Que les choses soient claires : depuis ce 7 Janvier 2015, les injonctions à la « désolidarisation » faites aux musulman-e-s (réel-le-s ou supposé-e-s) de France participent à cette mystification et portent aux nues l’œuvre de l’usurpateur. Les procureurs de toutes sortes qui mettent en demeure les musulman-e-s (réel-le-s ou supposé-e-s) sont les idiots utiles de la terreur et contribuent à parachever l’œuvre de l’usurpateur.

Peu importe que ces suspicions s’imposent avec tout le poids de l’évidence, personne n’a à montrer des gages d’humanité aux complices de la terreur (journalistes, politiques, intellectuels). Personne n’a à se dédouaner d’une présumée sympathie envers des meurtriers.
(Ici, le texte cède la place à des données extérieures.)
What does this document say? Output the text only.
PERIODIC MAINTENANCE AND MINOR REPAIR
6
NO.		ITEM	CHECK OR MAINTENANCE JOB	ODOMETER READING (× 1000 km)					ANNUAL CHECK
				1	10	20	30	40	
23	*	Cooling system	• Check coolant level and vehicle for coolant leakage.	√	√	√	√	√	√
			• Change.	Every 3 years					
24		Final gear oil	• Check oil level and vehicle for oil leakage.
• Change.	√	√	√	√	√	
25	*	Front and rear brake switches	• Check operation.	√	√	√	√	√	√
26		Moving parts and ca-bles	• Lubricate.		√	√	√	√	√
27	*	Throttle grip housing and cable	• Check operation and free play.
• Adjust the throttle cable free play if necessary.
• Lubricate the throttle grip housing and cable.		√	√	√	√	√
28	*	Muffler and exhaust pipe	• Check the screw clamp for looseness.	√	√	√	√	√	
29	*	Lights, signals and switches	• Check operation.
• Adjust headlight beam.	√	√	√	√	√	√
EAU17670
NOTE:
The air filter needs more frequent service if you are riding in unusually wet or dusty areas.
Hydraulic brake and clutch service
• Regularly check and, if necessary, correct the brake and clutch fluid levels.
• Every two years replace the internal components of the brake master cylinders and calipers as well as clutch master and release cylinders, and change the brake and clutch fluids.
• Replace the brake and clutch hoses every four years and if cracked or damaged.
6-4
Nous avons passé une décennie à réfuter les mots d’ordre orduriers de l’après 11 Septembre 2001, à combattre l’idéologie du choc des civilisations. La décennie qui avait précédé était celle où, à titre personnel, j’avais frayé entre deux eaux : celle des procès en barbarie et celle du tourment infligé par l’usurpateur. Ces deux décennies éprouvantes à cet égard auront pourtant été riches d’un enseignement : les « désolidarisations » volontaristes ne lèvent jamais totalement les soupçons. Au contraire, elles constituent une sorte de reddition invitant invariablement à la condescendance.

Le « not in my name » n’est pas un talisman. C’est une cigüe diluée et trinquée à la santé de l’usurpateur.

Notes

[1] El geyla, pour les amoureux des transcriptions improbables.

[2] J’ai l’immense privilège d’avoir un alter-ego fictif mis en mots par Abdelkader Djemaï. Seulement, lui n’avait pas besoin de prendre l’avion pour aller à la plage : Abdelkader Djemaï, Camping, Le Seuil, 2005.

[5] Lire le triptyque algérois d’Y.B : Comme il a dit lui, Lattès, 1998 ; L’explication, Lattès 1999 et Zéro mort, Lattès, 2001.

[6] Une exception parmi les victimes : les journalistes. Etrangement, ces dernier-e-s semblent, au moment de leur mort, perdre leur nationalité au profit d’une identité professionnelle qui serait internationale et universelle.